More silence and freeze from me. Then in a tiny voice, “It doesn’t feel very good.”

“Your system at the moment?” Anita asked gently.

A barely perceptible nod from me.

And then with so much gentleness in her voice, A said, “I should imagine it was quite scary to give me that card wasn’t it?”

I moved my eyes from the spot on the floor and turned to Anita and said, ‘Yeah’.

She looked and me leant towards me a little and said, “But I have read it, how you said it. And I really have. I feel honoured. Really honoured. Thank you.”

“It just feels really scary” whispered the little voice.

“It’s ok…but nothing feels ok at the moment does it? I wish I could keep you safe from all of it.” Anita just really gets it. It’s not just what she says but how she says it. As I have said so many times it’s like being doused in soapy shame remover being with her.

And then all the parts of me knew it was safe. That she is safe. That I am safe with her and that we are ok.

I know it’s like doing the hokey cokey in therapy – the parts going in and out with trust and testing. But over and over again Anita is there and when we get to the chorus, we join hands and run into the middle together!

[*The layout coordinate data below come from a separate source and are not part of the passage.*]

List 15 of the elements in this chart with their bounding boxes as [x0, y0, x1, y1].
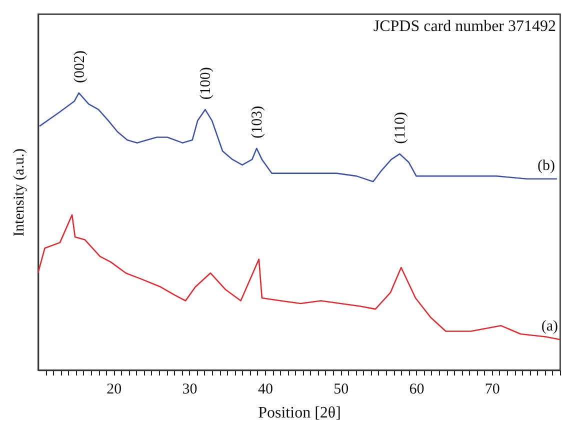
- x-tick-label: 20: [106, 382, 122, 398]
- y-axis-title: Intensity (a.u.): [12, 148, 28, 236]
- x-tick-label: 50: [334, 382, 349, 398]
- x-tick-label: 60: [409, 382, 424, 398]
- annotation: (103): [250, 106, 266, 138]
- text: JCPDS card number 371492: [373, 18, 556, 35]
- annotation: (002): [72, 50, 88, 83]
- series-label: (b): [537, 158, 555, 174]
- annotation: (100): [198, 67, 214, 100]
- x-tick-label: 70: [484, 382, 500, 398]
- x-tick-label: 30: [182, 382, 198, 398]
- x-tick-label: 40: [258, 382, 273, 398]
- x-axis-title: Position [2θ]: [258, 404, 341, 422]
- annotation: (110): [392, 112, 409, 144]
- series-label: (a): [541, 318, 558, 335]
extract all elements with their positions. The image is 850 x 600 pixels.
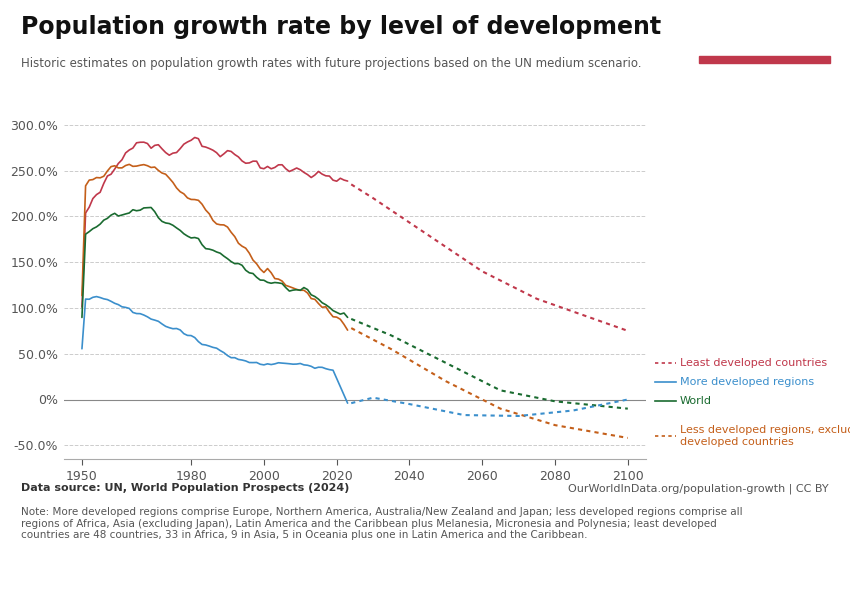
Text: Historic estimates on population growth rates with future projections based on t: Historic estimates on population growth … bbox=[21, 57, 642, 70]
Text: More developed regions: More developed regions bbox=[680, 377, 814, 387]
Text: Less developed regions, excluding least
developed countries: Less developed regions, excluding least … bbox=[680, 425, 850, 446]
Text: Data source: UN, World Population Prospects (2024): Data source: UN, World Population Prospe… bbox=[21, 483, 349, 493]
Bar bbox=[699, 56, 830, 63]
Text: Least developed countries: Least developed countries bbox=[680, 358, 827, 368]
Text: Note: More developed regions comprise Europe, Northern America, Australia/New Ze: Note: More developed regions comprise Eu… bbox=[21, 507, 743, 540]
Text: OurWorldInData.org/population-growth | CC BY: OurWorldInData.org/population-growth | C… bbox=[568, 483, 829, 493]
Text: in Data: in Data bbox=[740, 35, 789, 49]
Text: World: World bbox=[680, 396, 712, 406]
Text: Our World: Our World bbox=[731, 20, 798, 32]
Text: Population growth rate by level of development: Population growth rate by level of devel… bbox=[21, 15, 661, 39]
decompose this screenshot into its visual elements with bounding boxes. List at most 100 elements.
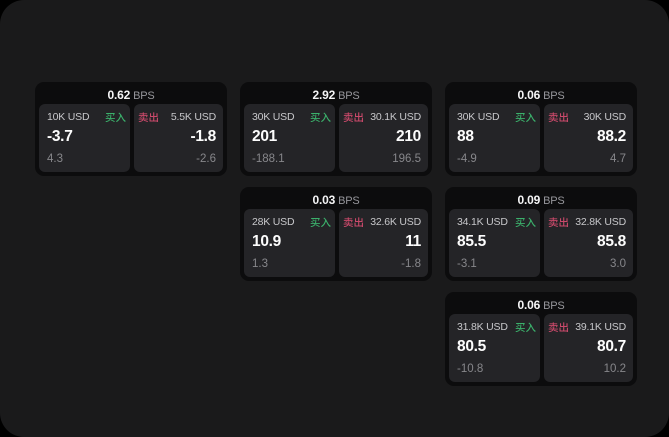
buy-side-label: 买入 bbox=[309, 112, 331, 123]
sell-price: 210 bbox=[396, 128, 421, 145]
buy-amount: 31.8K USD bbox=[457, 321, 508, 333]
spread-value: 2.92 bbox=[312, 88, 336, 102]
sell-amount: 5.5K USD bbox=[170, 111, 216, 123]
buy-amount: 30K USD bbox=[457, 111, 500, 123]
quote-card-2: 2.92 BPS 30K USD 买入 201 -188.1 卖出 30.1K … bbox=[240, 82, 432, 176]
spread-header: 2.92 BPS bbox=[244, 86, 428, 104]
buy-amount: 28K USD bbox=[252, 216, 295, 228]
sell-quote-tile[interactable]: 卖出 30K USD 88.2 4.7 bbox=[543, 104, 633, 172]
spread-value: 0.03 bbox=[312, 193, 336, 207]
spread-value: 0.06 bbox=[517, 298, 541, 312]
quote-card-1: 0.62 BPS 10K USD 买入 -3.7 4.3 卖出 5.5K USD… bbox=[35, 82, 227, 176]
spread-header: 0.06 BPS bbox=[449, 86, 633, 104]
sell-quote-tile[interactable]: 卖出 32.6K USD 11 -1.8 bbox=[338, 209, 428, 277]
quote-card-4: 0.03 BPS 28K USD 买入 10.9 1.3 卖出 32.6K US… bbox=[240, 187, 432, 281]
quote-panes: 28K USD 买入 10.9 1.3 卖出 32.6K USD 11 -1.8 bbox=[244, 209, 428, 277]
quote-panes: 31.8K USD 买入 80.5 -10.8 卖出 39.1K USD 80.… bbox=[449, 314, 633, 382]
sell-side-label: 卖出 bbox=[138, 112, 159, 123]
spread-header: 0.62 BPS bbox=[39, 86, 223, 104]
sell-amount: 39.1K USD bbox=[575, 321, 626, 333]
sell-side-label: 卖出 bbox=[548, 217, 569, 228]
spread-header: 0.03 BPS bbox=[244, 191, 428, 209]
spread-unit: BPS bbox=[543, 90, 565, 102]
pane-top-row: 30K USD 买入 bbox=[252, 111, 331, 123]
sell-change: -1.8 bbox=[401, 258, 421, 270]
sell-change: 4.7 bbox=[610, 153, 626, 165]
pane-top-row: 卖出 30K USD bbox=[548, 111, 627, 123]
sell-amount: 30.1K USD bbox=[370, 111, 421, 123]
sell-change: -2.6 bbox=[196, 153, 216, 165]
quote-panes: 30K USD 买入 88 -4.9 卖出 30K USD 88.2 4.7 bbox=[449, 104, 633, 172]
pane-top-row: 卖出 39.1K USD bbox=[548, 321, 626, 333]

The little one asked, “Can I have a hug?”

And as usual, and with so much care and warmth in her voice Anita replied, “Of course”.

And then, after what felt like quite a big session, I just snuggled into her for the remainder of the of the time and listened to her heart beat. I find this holding so soothing. I can feel my nervous system relax and regulate. I can’t do that on my own, or for myself, and I am so glad that Anita realises how important co-regulation is for the young parts of my system. That half an hour was so so healing…and this is why my therapist is ‘better than my real mother’!